Frühpendler aus Herrsching kommen künftig mit der S-Bahn noch zeitiger in die Stadt. Auf der Linie S 8 beginnt der Betrieb vom 15. Dezember an schon um 4.30 Uhr. rzl

Gauting (Zone 1/2): Die Gemeinde rückt auf die Grenze vom zweiten zum ersten Ring auf. Die Fahrt mit der Streifenkarte kostet künftig nur drei Streifen, also 4,20 statt 5,60 Euro. Die Monatskarte ermäßigt sich von 90,40 auf 88,90 Euro.

Starnberg (Zone 2/3): Pendler erhalten eine Preissenkung für die Monatskarte von derzeit 127,80 auf 113,40 Euro. Die Einzelfahrt verteuert sich von 5,80 auf 6,60 Euro - ein Plus von 14 Prozent.

Possenhofen und Feldafing (Zone 3/4): Die Stationen rücken auf dem dritten Ring um München zusammen. Die Monatskarte kostet künftig 137,90 Euro. In Possenhofen waren es 152,50, in Feldafing 163,40 Euro. Rabatte gibt es auch für die Fahrt mit Streifen- und Einzelkarte.

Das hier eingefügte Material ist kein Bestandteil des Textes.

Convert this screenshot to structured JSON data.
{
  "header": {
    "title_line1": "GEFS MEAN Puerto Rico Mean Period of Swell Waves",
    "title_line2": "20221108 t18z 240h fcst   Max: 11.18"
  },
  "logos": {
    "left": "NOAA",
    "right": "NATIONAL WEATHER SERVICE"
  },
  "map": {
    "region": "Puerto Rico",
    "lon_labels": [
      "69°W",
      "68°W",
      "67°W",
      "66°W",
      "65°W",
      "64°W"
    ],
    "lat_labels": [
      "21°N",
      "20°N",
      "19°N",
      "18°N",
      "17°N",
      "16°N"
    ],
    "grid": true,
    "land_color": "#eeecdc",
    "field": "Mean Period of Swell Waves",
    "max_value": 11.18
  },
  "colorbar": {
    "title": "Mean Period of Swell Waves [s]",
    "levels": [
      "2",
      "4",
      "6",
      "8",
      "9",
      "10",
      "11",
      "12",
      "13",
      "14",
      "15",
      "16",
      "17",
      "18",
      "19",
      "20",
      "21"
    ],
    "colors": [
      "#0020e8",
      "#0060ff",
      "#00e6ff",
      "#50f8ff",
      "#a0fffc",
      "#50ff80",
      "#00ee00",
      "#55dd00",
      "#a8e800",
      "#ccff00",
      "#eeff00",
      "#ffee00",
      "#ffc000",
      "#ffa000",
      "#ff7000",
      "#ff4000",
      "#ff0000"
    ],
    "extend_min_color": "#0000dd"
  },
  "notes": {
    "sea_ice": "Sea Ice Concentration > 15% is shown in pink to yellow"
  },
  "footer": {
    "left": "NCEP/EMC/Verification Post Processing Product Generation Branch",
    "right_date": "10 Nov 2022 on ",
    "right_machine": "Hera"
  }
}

Tutzing (Zone 4/5): An der Endstation fallen die Preise fürs Monatsticket von 175,10 auf 162,40 Euro. Die Einzelfahrt verteuert sich von 8,70 auf 9,90 Euro.

Linie S 8

Geisenbrunn (Zone 1/2): Passagiere zahlen künftig so viel wie die Gautinger, also 88,90 Euro im Monat, wobei der Rabatt wegen des höheren derzeitigen Preises von 103,70 Euro größer ausfällt. Weil das Ticket fast 25 Euro weniger als von den beiden anderen Gilchinger Stationen aus kostet, fürchtet die Gemeinde ein Parkchaos.

Argelsried und Neugilching (Zone 2): Pendler erhalten eine kleine Ermäßigung von derzeit 116,50 Euro auf 113,40 Euro - ursprünglich war sogar eine Erhöhung geplant. Teurer wird jedoch die Einzelfahrt: von 5,80 auf 6,60 Euro.

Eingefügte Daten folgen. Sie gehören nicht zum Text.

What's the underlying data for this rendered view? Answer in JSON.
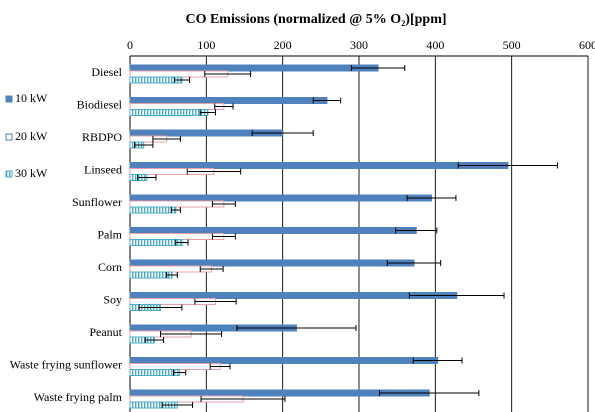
{
  "chart_data": {
    "type": "bar",
    "orientation": "horizontal",
    "title": "CO Emissions (normalized @ 5% O₂)[ppm]",
    "xlim": [
      0,
      600
    ],
    "xticks": [
      0,
      100,
      200,
      300,
      400,
      500,
      600
    ],
    "grid": "vertical",
    "legend_position": "left",
    "categories": [
      "Diesel",
      "Biodiesel",
      "RBDPO",
      "Linseed",
      "Sunflower",
      "Palm",
      "Corn",
      "Soy",
      "Peanut",
      "Waste frying sunflower",
      "Waste frying palm"
    ],
    "series": [
      {
        "name": "10 kW",
        "color": "#4f81bd",
        "pattern": "solid",
        "values": [
          325,
          258,
          200,
          495,
          395,
          375,
          372,
          428,
          218,
          403,
          392
        ],
        "errors": [
          35,
          18,
          40,
          65,
          32,
          27,
          35,
          62,
          78,
          32,
          65
        ]
      },
      {
        "name": "20 kW",
        "color": "#e6a0a8",
        "pattern": "outline",
        "values": [
          128,
          123,
          48,
          110,
          123,
          123,
          107,
          112,
          80,
          118,
          148
        ],
        "errors": [
          30,
          12,
          18,
          35,
          15,
          15,
          15,
          27,
          40,
          13,
          55
        ]
      },
      {
        "name": "30 kW",
        "color": "#4bacc6",
        "pattern": "vertical-stripes",
        "values": [
          68,
          102,
          18,
          22,
          60,
          68,
          55,
          40,
          32,
          65,
          62
        ],
        "errors": [
          10,
          10,
          12,
          12,
          6,
          8,
          7,
          28,
          12,
          8,
          20
        ]
      }
    ]
  }
}
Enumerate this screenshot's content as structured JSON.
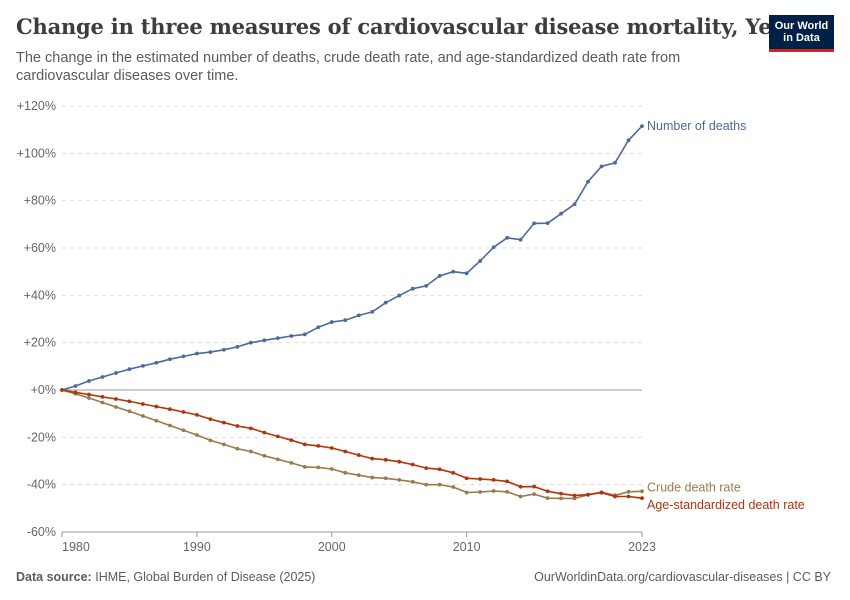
{
  "header": {
    "title": "Change in three measures of cardiovascular disease mortality, Yemen",
    "subtitle": "The change in the estimated number of deaths, crude death rate, and age-standardized death rate from cardiovascular diseases over time."
  },
  "logo": {
    "line1": "Our World",
    "line2": "in Data",
    "bg_color": "#002147",
    "accent_color": "#ce261e"
  },
  "footer": {
    "source_label": "Data source:",
    "source_text": "IHME, Global Burden of Disease (2025)",
    "url_license": "OurWorldinData.org/cardiovascular-diseases | CC BY"
  },
  "chart_data": {
    "type": "line",
    "title": "Change in three measures of cardiovascular disease mortality, Yemen",
    "xlabel": "",
    "ylabel": "",
    "xlim": [
      1980,
      2023
    ],
    "ylim": [
      -60,
      120
    ],
    "x_ticks": [
      "1980",
      "1990",
      "2000",
      "2010",
      "2023"
    ],
    "x_tick_values": [
      1980,
      1990,
      2000,
      2010,
      2023
    ],
    "y_ticks": [
      "+120%",
      "+100%",
      "+80%",
      "+60%",
      "+40%",
      "+20%",
      "+0%",
      "-20%",
      "-40%",
      "-60%"
    ],
    "y_tick_values": [
      120,
      100,
      80,
      60,
      40,
      20,
      0,
      -20,
      -40,
      -60
    ],
    "grid": "horizontal dashed",
    "x": [
      1980,
      1981,
      1982,
      1983,
      1984,
      1985,
      1986,
      1987,
      1988,
      1989,
      1990,
      1991,
      1992,
      1993,
      1994,
      1995,
      1996,
      1997,
      1998,
      1999,
      2000,
      2001,
      2002,
      2003,
      2004,
      2005,
      2006,
      2007,
      2008,
      2009,
      2010,
      2011,
      2012,
      2013,
      2014,
      2015,
      2016,
      2017,
      2018,
      2019,
      2020,
      2021,
      2022,
      2023
    ],
    "series": [
      {
        "name": "Number of deaths",
        "color": "#4c6a9c",
        "values": [
          0,
          1.7,
          3.8,
          5.5,
          7.2,
          8.8,
          10.2,
          11.5,
          13.0,
          14.2,
          15.4,
          16.0,
          17.0,
          18.2,
          20.0,
          21.0,
          21.9,
          22.8,
          23.5,
          26.5,
          28.7,
          29.5,
          31.5,
          33.0,
          36.9,
          39.9,
          42.8,
          44.0,
          48.2,
          50.0,
          49.3,
          54.5,
          60.3,
          64.3,
          63.5,
          70.4,
          70.5,
          74.5,
          78.5,
          88.0,
          94.5,
          96.0,
          105.5,
          111.5
        ]
      },
      {
        "name": "Crude death rate",
        "color": "#9a7b4f",
        "values": [
          0,
          -1.6,
          -3.4,
          -5.3,
          -7.2,
          -9.0,
          -11.0,
          -13.0,
          -15.0,
          -17.0,
          -19.0,
          -21.3,
          -23.0,
          -24.8,
          -26.0,
          -27.8,
          -29.3,
          -30.8,
          -32.5,
          -32.7,
          -33.4,
          -35.0,
          -36.0,
          -37.0,
          -37.3,
          -38.0,
          -38.8,
          -40.0,
          -40.0,
          -41.0,
          -43.3,
          -43.1,
          -42.7,
          -43.0,
          -45.0,
          -44.0,
          -45.7,
          -45.8,
          -45.8,
          -44.3,
          -43.2,
          -44.5,
          -43.0,
          -42.8
        ]
      },
      {
        "name": "Age-standardized death rate",
        "color": "#b13507",
        "values": [
          0,
          -1.0,
          -1.9,
          -2.9,
          -3.8,
          -4.8,
          -5.9,
          -7.0,
          -8.1,
          -9.3,
          -10.5,
          -12.3,
          -13.8,
          -15.2,
          -16.2,
          -18.0,
          -19.6,
          -21.2,
          -23.0,
          -23.6,
          -24.5,
          -26.0,
          -27.5,
          -29.0,
          -29.5,
          -30.3,
          -31.5,
          -33.0,
          -33.5,
          -35.0,
          -37.3,
          -37.6,
          -38.0,
          -38.6,
          -40.9,
          -40.8,
          -42.8,
          -43.8,
          -44.6,
          -44.2,
          -43.4,
          -45.0,
          -45.0,
          -45.7
        ]
      }
    ]
  }
}
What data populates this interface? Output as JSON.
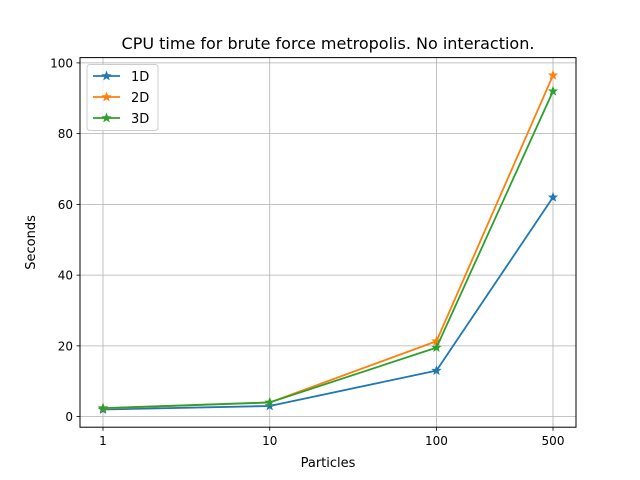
{
  "chart_data": {
    "type": "line",
    "title": "CPU time for brute force metropolis. No interaction.",
    "xlabel": "Particles",
    "ylabel": "Seconds",
    "xscale": "log",
    "x": [
      1,
      10,
      100,
      500
    ],
    "xticks": [
      "1",
      "10",
      "100",
      "500"
    ],
    "yticks": [
      "0",
      "20",
      "40",
      "60",
      "80",
      "100"
    ],
    "ylim": [
      -3,
      101.5
    ],
    "grid": true,
    "legend": "top-left",
    "marker": "star",
    "series": [
      {
        "name": "1D",
        "color": "#1f77b4",
        "values": [
          2.0,
          3.0,
          13.0,
          62.0
        ]
      },
      {
        "name": "2D",
        "color": "#ff7f0e",
        "values": [
          2.3,
          4.0,
          21.3,
          96.5
        ]
      },
      {
        "name": "3D",
        "color": "#2ca02c",
        "values": [
          2.4,
          4.0,
          19.5,
          92.0
        ]
      }
    ]
  }
}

Weßling und Steinebach (Zone 2/3): Die Preise verändern sich in Weßling wie in Starnberg. In Steinebach zahlen die Passagiere derzeit mehr, 140,50 Euro im Monat, weswegen sie sich über eine höhere Ermäßigung auf 113,40 Euro freuen dürfen.

Seefeld und Herrsching (Zone 3/4): Pendler aus beiden Orten zahlen künftig jeweils 137,90 Euro im Monat, was den Herrschingern einen höheren Rabatt beschert, weil sie derzeit mit 175, 10 Euro gut 25 Euro mehr zahlen als die Seefelder.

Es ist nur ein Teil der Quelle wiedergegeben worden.